Obviously anyone can download WP, tweak it, and release a “new” WP (as a matter of fact, that’s how WP MU and BuddyPress started). However, that doesn’t happen so often. What most programmers do is contribute code back to the main, or trunk, WordPress — thus benefiting all users, not just the ones that particularly like them 🙂 This is, in fact, how almost all company-directed FOSS projects work: the company’s role in the project is, beside adding code and fixing bugs, providing direction, establishing deadlines for releases, and doing quality control. Independent programmers can, of course, do that on your own, on their own repositories — but they know that the millions who test and evaluate WP’s code will not look at their code, they will just use the one being under watchful control of Automattic.
I said “almost all”. The biggest exception I’m aware of is… Linden Lab’s Second Life. When the viewer became open source, I was expecting that the same model would be implemented: programmers would contribute code back to LL, LL would check and validate it, and release a new viewer. But this didn’t happen: instead, groups of programmers download the code, set up their own repositories, try to attract a few friends, and release a different viewer. Now this seems to be a waste of time for everybody involved — and it also means that no viewer incorporates all tweaks and bug fixes developed by all programmers.
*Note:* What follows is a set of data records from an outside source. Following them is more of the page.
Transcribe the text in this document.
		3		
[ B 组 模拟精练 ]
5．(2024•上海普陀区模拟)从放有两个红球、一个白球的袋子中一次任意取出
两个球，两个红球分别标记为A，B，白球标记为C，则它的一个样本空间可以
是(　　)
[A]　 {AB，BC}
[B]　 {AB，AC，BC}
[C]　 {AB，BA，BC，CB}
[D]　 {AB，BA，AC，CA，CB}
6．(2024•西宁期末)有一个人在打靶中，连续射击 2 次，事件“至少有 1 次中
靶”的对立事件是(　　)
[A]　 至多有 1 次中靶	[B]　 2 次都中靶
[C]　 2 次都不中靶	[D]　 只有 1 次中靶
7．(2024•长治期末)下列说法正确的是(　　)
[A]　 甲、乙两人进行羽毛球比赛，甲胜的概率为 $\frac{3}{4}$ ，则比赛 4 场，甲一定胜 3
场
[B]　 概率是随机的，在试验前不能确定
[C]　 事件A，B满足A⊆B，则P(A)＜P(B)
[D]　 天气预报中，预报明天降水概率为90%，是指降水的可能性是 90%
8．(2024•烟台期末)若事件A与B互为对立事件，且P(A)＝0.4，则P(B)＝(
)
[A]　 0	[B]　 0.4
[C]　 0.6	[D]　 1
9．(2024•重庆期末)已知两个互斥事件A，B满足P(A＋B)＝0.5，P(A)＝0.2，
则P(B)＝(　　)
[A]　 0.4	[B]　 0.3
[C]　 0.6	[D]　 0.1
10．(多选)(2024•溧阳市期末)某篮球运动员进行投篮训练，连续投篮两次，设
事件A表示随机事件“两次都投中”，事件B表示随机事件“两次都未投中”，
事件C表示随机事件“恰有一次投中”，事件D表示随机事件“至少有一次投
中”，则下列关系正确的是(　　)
Why did this happen? The major two reasons are: an insanely slow quality control process (except for emergency security patches, LL usually takes 6-18 months to implement a single-line patch, since their code auditing procedures take insanely long) and a relatively limited margin for adding patches that might be marginally unaligned with LL’s vision. Thus, since LL doesn’t want that users do their own backups, they frown upon any implementation of a backup system. Collecting viewer data and showing it to other users (like Emerald, and more recently Imprudence) are doing might also be something LL doesn’t want on their “main” viewer (or even Snowglobe). “Restrained Life”, a powerful API that allows the viewer to send commands to in-world items (mostly HUDs), providing functionality not possible in plain LSL, is also something which LL prefers to avoid (for security reasons; they’re developing a plugin system for the viewer which should render Restrained Life obsolete — but we don’t know when that will be ready). Other things, however, always baffled me. Why don’t we get a better radar system? Or a fantastic way to search for lost items, like Emerald does? Surely these are relatively peaceful changes that should have been incorporated on the LL viewer eons ago…
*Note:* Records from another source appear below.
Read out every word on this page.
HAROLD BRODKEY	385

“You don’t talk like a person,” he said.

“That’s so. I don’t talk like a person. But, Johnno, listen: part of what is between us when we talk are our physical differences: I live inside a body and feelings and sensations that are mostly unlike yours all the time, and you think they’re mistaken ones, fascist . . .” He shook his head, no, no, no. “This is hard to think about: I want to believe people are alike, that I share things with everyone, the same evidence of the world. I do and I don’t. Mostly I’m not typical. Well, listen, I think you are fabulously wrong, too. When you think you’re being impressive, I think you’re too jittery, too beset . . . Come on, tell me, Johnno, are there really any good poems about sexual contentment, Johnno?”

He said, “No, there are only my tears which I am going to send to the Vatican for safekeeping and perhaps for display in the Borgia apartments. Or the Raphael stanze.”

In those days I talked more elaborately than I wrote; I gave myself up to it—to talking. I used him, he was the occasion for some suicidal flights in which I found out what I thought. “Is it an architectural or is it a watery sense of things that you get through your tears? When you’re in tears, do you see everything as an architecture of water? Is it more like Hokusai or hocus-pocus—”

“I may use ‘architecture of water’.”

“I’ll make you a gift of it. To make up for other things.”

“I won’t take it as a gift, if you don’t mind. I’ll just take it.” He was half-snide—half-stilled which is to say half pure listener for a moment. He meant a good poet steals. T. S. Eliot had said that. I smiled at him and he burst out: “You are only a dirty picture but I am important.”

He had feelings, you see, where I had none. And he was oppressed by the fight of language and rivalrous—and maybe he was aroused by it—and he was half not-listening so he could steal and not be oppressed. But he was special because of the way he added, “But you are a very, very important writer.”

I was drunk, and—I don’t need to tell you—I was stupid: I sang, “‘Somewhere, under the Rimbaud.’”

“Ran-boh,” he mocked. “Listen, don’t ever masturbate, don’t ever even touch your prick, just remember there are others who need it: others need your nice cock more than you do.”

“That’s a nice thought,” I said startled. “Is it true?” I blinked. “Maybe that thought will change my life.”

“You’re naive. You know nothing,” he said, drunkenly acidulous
Until LL changes their policies on those two issues — faster QA to approve code within days (not months or years!) of its submission, and a clear policy on what kind of features are “peaceful” — it’s hardly likely that programmers will be willing to work for free for LL to submit code to the main viewer. And while this goes on, it means that residents will continue to switch back and forth between different viewers, as they look for the features they need to enjoy their experience in SL. We’ll never have the equivalent of WordPress for SL: a single source, with hundreds of contributing developers, benefiting millions of users.